Keeping it simple when you’re discussing the Return On Investment (ROI) of a process, tool, or product with your senior leadership allows you to quickly overview benefits.
But when it comes to Enterprise Resource Planning (ERP), there’s no denying some complexity in defining the investment side of the ROI equation.
Below are five key factors that can impact the investment and costs you’ll be considering.
1. Hardware acquisition and/or upgrade hardware
Traditional ERP software would have been installed on existing IT infrastructure, the only option. However, the availability of cloud-based ERP solutions, Software as a Service (SaaS) configurations, and Cloud Service Providers now allows for many ERP software acquisition, deployment, and usage options.
You and your IT team will have to choose which solution is best for your business. If it is on-premise, you may have to upgrade or acquire computer hardware, additional servers and/or telecommunication equipment.
The ROI calculation needs to identify and include such equipment. Typically, computer hardware is purchased, recorded on the balance sheet as an asset, and depreciation is calculated over its useful life. The positive impact of the additional depreciation in terms of reduced taxes, or improved cash flow should be captured as a benefit (Return) in the ROI calculation.
2. Software acquisition
In the past, software was treated the same way as hardware purchase, in that the purchase of a software license was capitalised and depreciated over its useful life. However, SaaS subscription configurations have dramatically changed the manner in which ERP software is acquired and used.

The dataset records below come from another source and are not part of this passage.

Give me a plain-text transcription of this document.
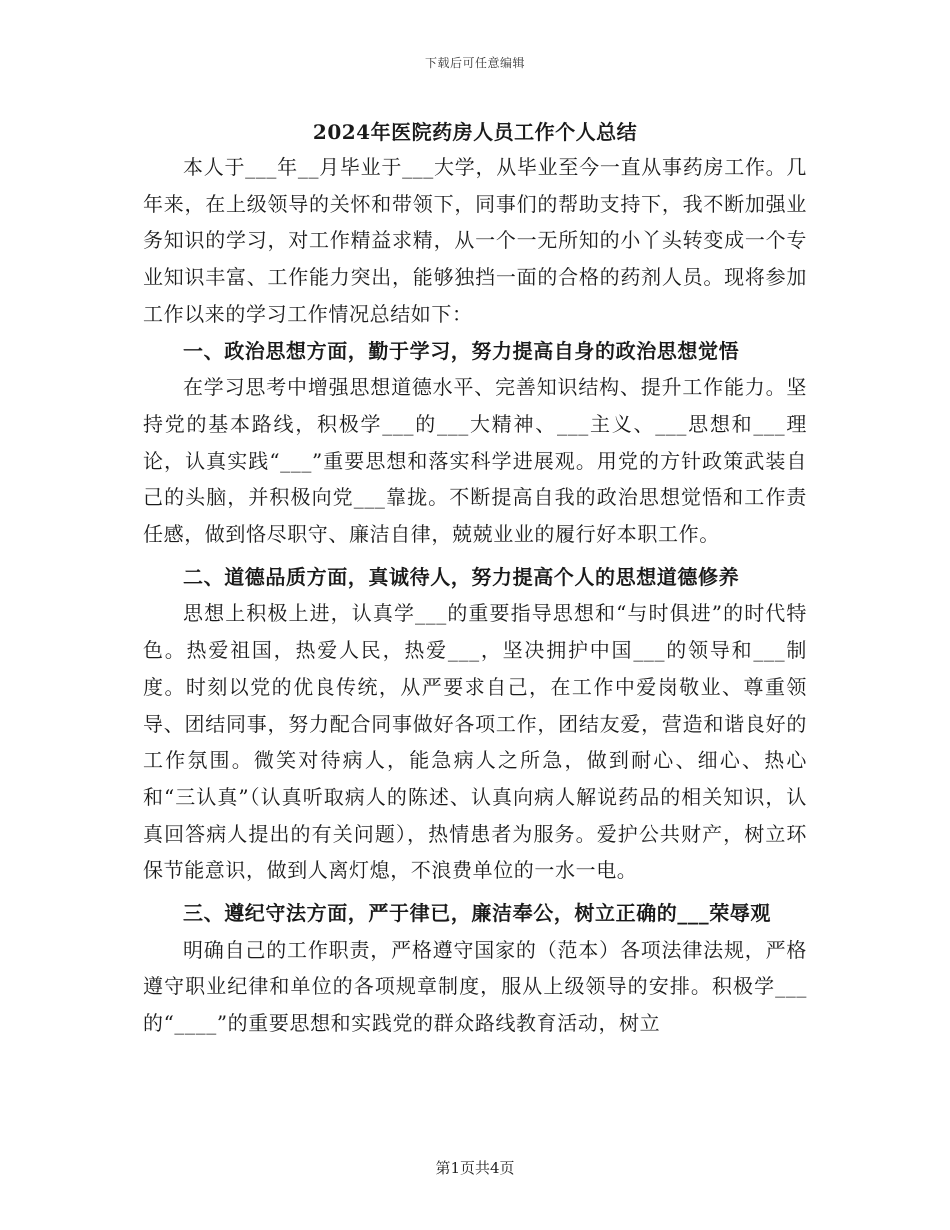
下载后可任意编辑
2024年医院药房人员工作个人总结

本人于___年__月毕业于___大学，从毕业至今一直从事药房工作。几年来，在上级领导的关怀和带领下，同事们的帮助支持下，我不断加强业务知识的学习，对工作精益求精，从一个一无所知的小丫头转变成一个专业知识丰富、工作能力突出，能够独挡一面的合格的药剂人员。现将参加工作以来的学习工作情况总结如下：

一、政治思想方面，勤于学习，努力提高自身的政治思想觉悟

在学习思考中增强思想道德水平、完善知识结构、提升工作能力。坚持党的基本路线，积极学___的___大精神、___主义、___思想和___理论，认真实践“___”重要思想和落实科学进展观。用党的方针政策武装自己的头脑，并积极向党___靠拢。不断提高自我的政治思想觉悟和工作责任感，做到恪尽职守、廉洁自律，兢兢业业的履行好本职工作。

二、道德品质方面，真诚待人，努力提高个人的思想道德修养

思想上积极上进，认真学___的重要指导思想和“与时俱进”的时代特色。热爱祖国，热爱人民，热爱___，坚决拥护中国___的领导和___制度。时刻以党的优良传统，从严要求自己，在工作中爱岗敬业、尊重领导、团结同事，努力配合同事做好各项工作，团结友爱，营造和谐良好的工作氛围。微笑对待病人，能急病人之所急，做到耐心、细心、热心和“三认真”（认真听取病人的陈述、认真向病人解说药品的相关知识，认真回答病人提出的有关问题），热情患者为服务。爱护公共财产，树立环保节能意识，做到人离灯熄，不浪费单位的一水一电。

三、遵纪守法方面，严于律已，廉洁奉公，树立正确的___荣辱观

明确自己的工作职责，严格遵守国家的（范本）各项法律法规，严格遵守职业纪律和单位的各项规章制度，服从上级领导的安排。积极学___的“____”的重要思想和实践党的群众路线教育活动，树立

第1页共4页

The difference in treatment of the software acquisition cost in an on-premise arrangement or a SaaS arrangement can have a significant impact on the calculation of ROI. This decision needs to be made prior to defining ROI on an ERP implementation. Speak to your financial team to clarify your options.
3. Software customisation cost
Even when an ERP product has a good “fit” to an organisation’s needs, some customisation of that software may be necessary. The good news is that some of the customisation costs of ERP implementations can also be capitalised and depreciated, adding to the financial benefit of the ROI calculation.
The bad news is that perhaps no single ERP implementation cost component is more underestimated than the cost of software customisation.
When first deciding on a solution this is often the furthest thing from one’s mind. Only years down the track does one realise that no other cost component can scuttle an entire ERP project or so drastically impact ROI calculations. Moreover, software customisations can grow almost exponentially, adding to implementation time and delaying the realisation of the benefits sought from the ERP investment.
It will save you many headaches and explanations later on to exercise great care and accuracy when estimating the full scope, time, and cost of ERP customisation efforts.
4. Project management and implementation cost
While the all-up costs of the implementation efforts cannot be capitalised as part of the acquisition cost from an accounting point of view, many of these costs should be identified and included as part of the investment piece of the ROI calculation.
The cost of external consulting or project management services should be included, as well as the cost of training and the cost of any temp services to fill personnel gaps during the implementation. Initial training and data conversion costs should also be identified, estimated, and included as part of an ERP implementation cost.
5. Ongoing costs
Even after an ERP system is implemented, it will need to be maintained.
Software maintenance fees are usually defined when an ERP system is purchased, whether in an on-premise or SaaS configuration. Costs should be estimated for the useful life of the software and included in the ongoing expense as incurred. The cost of training new staff, or re-training existing staff when software upgrades are installed, should also be estimated and included as an ongoing expense of maintaining (and maximising) your ERP investment.
With due diligence, a complete and accurate ROI assessment will ensure that your company asks the right questions and makes the right decisions up front, acquires the best ERP system for your needs, and is empowered to fully realise the benefits of a new solution.